ホンヤも渋滞

    

 ある日筆者は業務で外出した。そしてバンコク市内の外出先での打ち合わせとお茶飲み話が終わって、「こんどいっぱいやりましょう」とお決まりの挨拶をして辞去した。

 外に出て腕時計を見ると、針がどこを差しているか気にせず、もう5時に近かった、と誤判断できる程度に筆者は目を文字盤の上にさっと滑らせた。(本人の名誉のために申し添えておくが、4時をまわっていたことは確かである。)そこでその日はもうアユタヤの工場に帰るのは止めにして、情報収集(何の?)がてら伊勢丹の紀伊国屋にでかけることにした。

 時期にもよるがバンコクでこの時間帯にどこかにかけるのは決意のいることである。云うまでもなく渋滞に巻き込まれるからである。「今夜も渋滞かなあ」と思いつつ車の行く先を変えてもらうと、思いのほか道路はスムーズに流れていたので十五分後には伊勢丹の六階に居た。紀伊国屋は伊勢丹の六階にあるのである。 まず新刊書のコーナーを見る。「なんだあ?猿岩石って、なんて読むんだろ。」「ピータースの「経営破壊」かあ。こういう経営書をまじめに読んでいた純真な少壮サラリーマンだったことろが懐かしいなあ。いまは焦燥中年サラリーマン週刊現代、週間宝石を読みながら桃太郎でラーメンを食すだもんなあ。」 

  ひととおり新刊本をチェックして、一列隣の棚の裏側の文庫本新刊コーナーへ移る。「ふうーんハリソン・フォード、じゃないジャック・ライアンものの新しいのがでているのか、きっと僕の奥さんがもう買ってるだろうな」 勝目梓の刺激的なタイトルが目にとまったけど、近くに若奥さん風の美人がいたからパス。 

 「ういんどーず九十五」とか「おっふぃーす」の日本語ソフトを売っているそれなりに(とってもお高いけど)便利なコーナー(でも買ったことはない)に「CodeWarrior で始めるMacプログラミング」なんて本が並んでいる。筆者は断言するが、バンコクにマックのプログラムを開発している日本人なんていない。この本は店晒し間違いなしである。といいたいところだが、実は「バンコクにマックのプログラミングをする日本人はいない」というのは正確ではない。筆者の家には(奥さんに内緒で買ったたいへん高価な)「CodeWarrior」とか、「Prograph」とかいうMacintoshのプログラム開発用のパッケージが存在している。

 が、実際につくったプログラムといえば「Hello World!」プログラムぐらいだ。とは言えそれも立派なプログラミングである(ほんとか)。いずれにしろC言語でマックプログラムを組む日本人がバンコクには筆者ひとりだと思うと、その筆者のためにこの高価な本を日本からわざわざ輸入してくれた紀伊国屋さんには涙を流しながら頭を垂れたくなるほど感謝感激である。でも買わない。この本はすでに持っているから。しかし東京堂へ行くと「Macintosh Developer's Journal」という開発者向けの定期刊行誌を売っている。いったい誰が買うのであろうか。本当はバンコクにはマックの日本語ソフトを開発しているソフトハウスがあるのかもしれない。あったらいろいろな意味ですごい。

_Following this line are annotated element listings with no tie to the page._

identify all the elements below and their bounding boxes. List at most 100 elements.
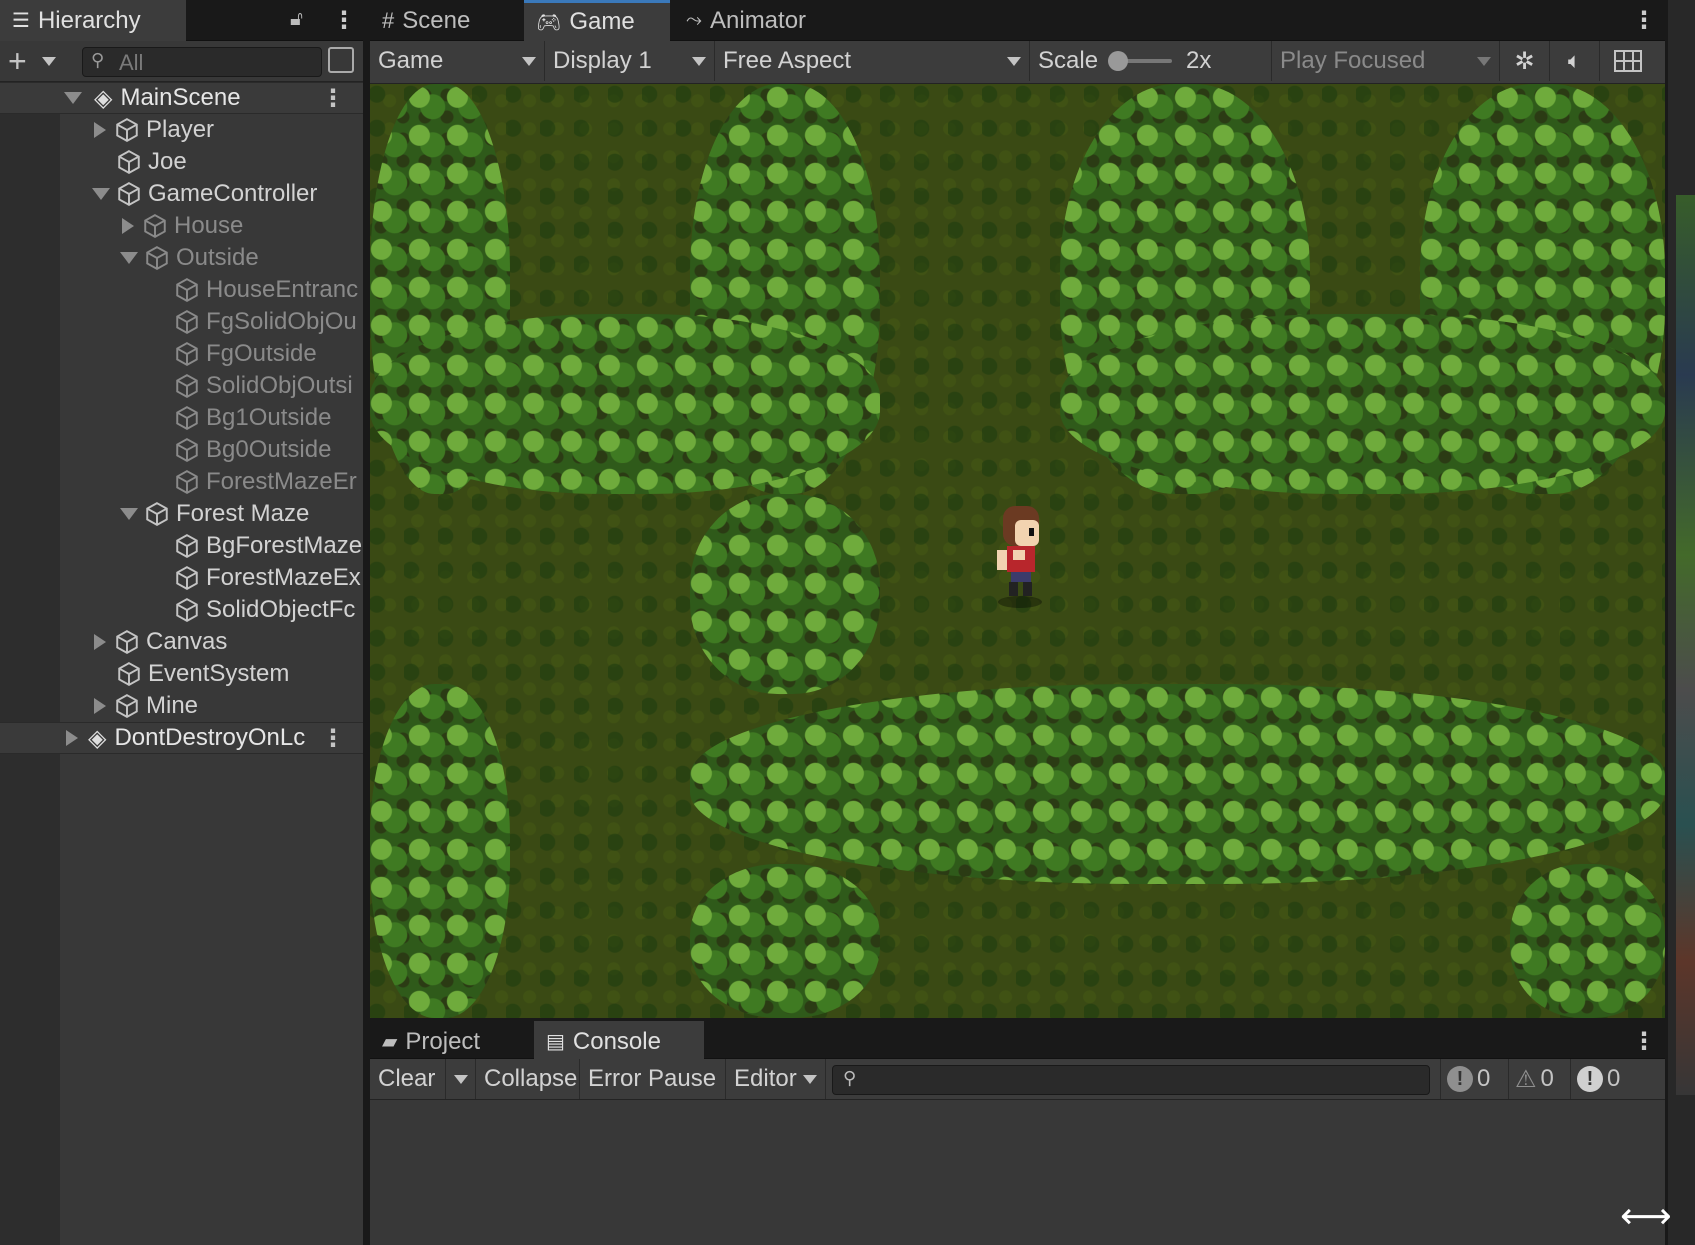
editor-label: Editor: [734, 1065, 797, 1092]
grid-stats-icon: [1613, 50, 1642, 72]
collapse-arrow-icon[interactable]: [94, 634, 106, 650]
clear-options-dropdown[interactable]: [446, 1059, 476, 1099]
gameobject-icon: [176, 310, 198, 334]
expand-arrow-icon[interactable]: [120, 252, 138, 264]
mute-audio-button[interactable]: 🔈︎: [1550, 41, 1600, 81]
chevron-down-icon: [453, 1074, 468, 1084]
hierarchy-item-label: FgSolidObjOu: [206, 308, 357, 335]
bottom-menu-icon[interactable]: ⋮: [1632, 1027, 1656, 1056]
hierarchy-item-dontdestroyonload[interactable]: ◈ DontDestroyOnLc ⋮: [0, 722, 363, 754]
hierarchy-item-forestmazeexit[interactable]: ForestMazeEх: [0, 562, 363, 594]
bush-cluster: [1510, 864, 1665, 1018]
tab-project[interactable]: ▰ Project: [370, 1021, 530, 1062]
collapse-arrow-icon[interactable]: [122, 218, 134, 234]
tab-animator[interactable]: ⤳ Animator: [674, 0, 844, 41]
hierarchy-item-canvas[interactable]: Canvas: [0, 626, 363, 658]
clear-label: Clear: [378, 1065, 436, 1092]
bush-cluster: [690, 494, 880, 694]
hierarchy-item-solidobjectforest[interactable]: SolidObjectFс: [0, 594, 363, 626]
play-mode-dropdown[interactable]: Play Focused: [1272, 41, 1500, 81]
hierarchy-menu-icon[interactable]: ⋮: [332, 6, 356, 35]
list-icon: ☰: [12, 10, 30, 32]
hierarchy-item-eventsystem[interactable]: EventSystem: [0, 658, 363, 690]
game-mode-dropdown[interactable]: Game: [370, 41, 545, 81]
lock-icon[interactable]: 🔓︎: [290, 8, 303, 31]
asset-preview-strip: [1676, 195, 1695, 1095]
warning-icon: ⚠: [1515, 1065, 1537, 1093]
expand-arrow-icon[interactable]: [120, 508, 138, 520]
warning-count-toggle[interactable]: ⚠ 0: [1508, 1059, 1560, 1099]
tab-console[interactable]: ▤ Console: [534, 1021, 704, 1062]
hierarchy-item-bg1outside[interactable]: Bg1Outside: [0, 402, 363, 434]
hierarchy-item-fgoutside[interactable]: FgOutside: [0, 338, 363, 370]
hierarchy-item-bgforestmaze[interactable]: BgForestMazе: [0, 530, 363, 562]
info-count: 0: [1477, 1065, 1491, 1092]
hierarchy-item-bg0outside[interactable]: Bg0Outside: [0, 434, 363, 466]
bush-cluster: [370, 684, 510, 1018]
add-icon[interactable]: +: [8, 43, 27, 80]
debug-button[interactable]: ✲: [1500, 41, 1550, 81]
display-label: Display 1: [553, 47, 652, 74]
hierarchy-item-solidobjoutside[interactable]: SolidObjOutsi: [0, 370, 363, 402]
hierarchy-item-label: SolidObjOutsi: [206, 372, 353, 399]
console-search-input[interactable]: ⚲: [832, 1065, 1430, 1095]
hierarchy-item-fgsolidobjoutside[interactable]: FgSolidObjOu: [0, 306, 363, 338]
resize-cursor-icon: ⟷: [1620, 1195, 1672, 1236]
hierarchy-item-forest-maze[interactable]: Forest Maze: [0, 498, 363, 530]
unity-scene-icon: ◈: [88, 724, 107, 752]
bug-icon: ✲: [1514, 47, 1535, 75]
hierarchy-item-gamecontroller[interactable]: GameController: [0, 178, 363, 210]
gameobject-icon: [176, 470, 198, 494]
tab-scene[interactable]: # Scene: [370, 0, 520, 41]
hierarchy-item-mainscene[interactable]: ◈ MainScene ⋮: [0, 82, 363, 114]
collapse-arrow-icon[interactable]: [66, 730, 78, 746]
game-viewport[interactable]: [370, 84, 1665, 1018]
expand-arrow-icon[interactable]: [64, 92, 82, 104]
hierarchy-item-houseentrance[interactable]: HouseEntranc: [0, 274, 363, 306]
view-menu-icon[interactable]: ⋮: [1632, 6, 1656, 35]
error-pause-button[interactable]: Error Pause: [580, 1059, 726, 1099]
hierarchy-item-house[interactable]: House: [0, 210, 363, 242]
panel-divider[interactable]: [363, 0, 370, 1245]
collapse-arrow-icon[interactable]: [94, 122, 106, 138]
error-count-toggle[interactable]: ! 0: [1570, 1059, 1626, 1099]
hierarchy-item-label: House: [174, 212, 244, 239]
collapse-label: Collapse: [484, 1065, 578, 1092]
collapse-arrow-icon[interactable]: [94, 698, 106, 714]
hierarchy-item-label: DontDestroyOnLc: [114, 724, 306, 751]
slider-thumb[interactable]: [1108, 51, 1129, 71]
hierarchy-search-input[interactable]: ⚲ All: [82, 47, 322, 77]
right-panel-edge: [1665, 0, 1695, 1245]
add-dropdown-icon[interactable]: [42, 57, 56, 66]
hierarchy-item-label: Mine: [146, 692, 199, 719]
gameobject-icon: [176, 342, 198, 366]
tab-hierarchy[interactable]: ☰ Hierarchy: [0, 0, 186, 41]
tab-game[interactable]: 🎮︎ Game: [524, 0, 670, 41]
hierarchy-item-mine[interactable]: Mine: [0, 690, 363, 722]
collapse-button[interactable]: Collapse: [476, 1059, 580, 1099]
info-icon: !: [1447, 1066, 1473, 1092]
editor-dropdown[interactable]: Editor: [726, 1059, 826, 1099]
tab-label: Scene: [402, 6, 471, 34]
bush-cluster: [1060, 314, 1665, 494]
aspect-dropdown[interactable]: Free Aspect: [715, 41, 1030, 81]
scene-menu-icon[interactable]: ⋮: [321, 84, 345, 113]
search-icon: ⚲: [91, 50, 105, 70]
hierarchy-item-player[interactable]: Player: [0, 114, 363, 146]
hierarchy-item-outside[interactable]: Outside: [0, 242, 363, 274]
unity-scene-icon: ◈: [94, 84, 113, 112]
scene-menu-icon[interactable]: ⋮: [321, 724, 345, 753]
tab-label: Project: [405, 1027, 481, 1055]
console-log-area[interactable]: [370, 1100, 1665, 1245]
expand-arrow-icon[interactable]: [92, 188, 110, 200]
scene-visibility-icon[interactable]: [328, 47, 354, 73]
scale-slider[interactable]: [1108, 51, 1173, 71]
stats-button[interactable]: [1600, 41, 1655, 81]
hierarchy-item-forestmazeentrance[interactable]: ForestMazeEr: [0, 466, 363, 498]
hierarchy-item-label: ForestMazeEr: [206, 468, 357, 495]
info-count-toggle[interactable]: ! 0: [1440, 1059, 1496, 1099]
display-dropdown[interactable]: Display 1: [545, 41, 715, 81]
chevron-down-icon: [802, 1074, 817, 1084]
hierarchy-item-joe[interactable]: Joe: [0, 146, 363, 178]
clear-button[interactable]: Clear: [370, 1059, 446, 1099]
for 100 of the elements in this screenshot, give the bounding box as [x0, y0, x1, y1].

 話がそれてばかりだが、そんな筆者の二メートルぐらい横に、年のころは三十中盤、中肉中背の腰に携帯電話を差した駐在員が立ち読みをしていた。彼は、バンコク下町ぐらし関係とか「こういうのがバンコク暮らしのだいご味なのよ、駐在のにわかエスタブリッシュメントやツアー旅行者には味わえない、ロコとタメであたりあう身の丈のバンコクを語るぜ」というようなちょっと食い足りないエッセイ本の類を読んでいた。

 その彼の持っている携帯電話が情けないメロディーで鳴った。
 「動かないですねー。・・・」
 「どれくらいかかるかちょっとわからないですね。・・・・」
 「はい、では。はい・」
という彼の声を筆者の耳がとらえた。ファラン(*註:西洋人のこと)のお客と横めしでも入っていて、上司がお客の前でいらいらしながら当人を待ってでもいて、その上司がこの寄り道駐在員の通訳が頼りの英語ができない話の下世話な奴だとすれば、そんなのはサボるに限るぜ。でも、ラチャダムリはそんなに混んでなかった。彼のアリバイがあとで崩れないことを祈る筆者であった。

 その日その時、紀伊国屋にぎっしり詰まって動かない渋滞はそのあと20分ほどは続き、やがて立ち読みをしていたそのご当人は本を下に置き何処へともなく立ち去って行った。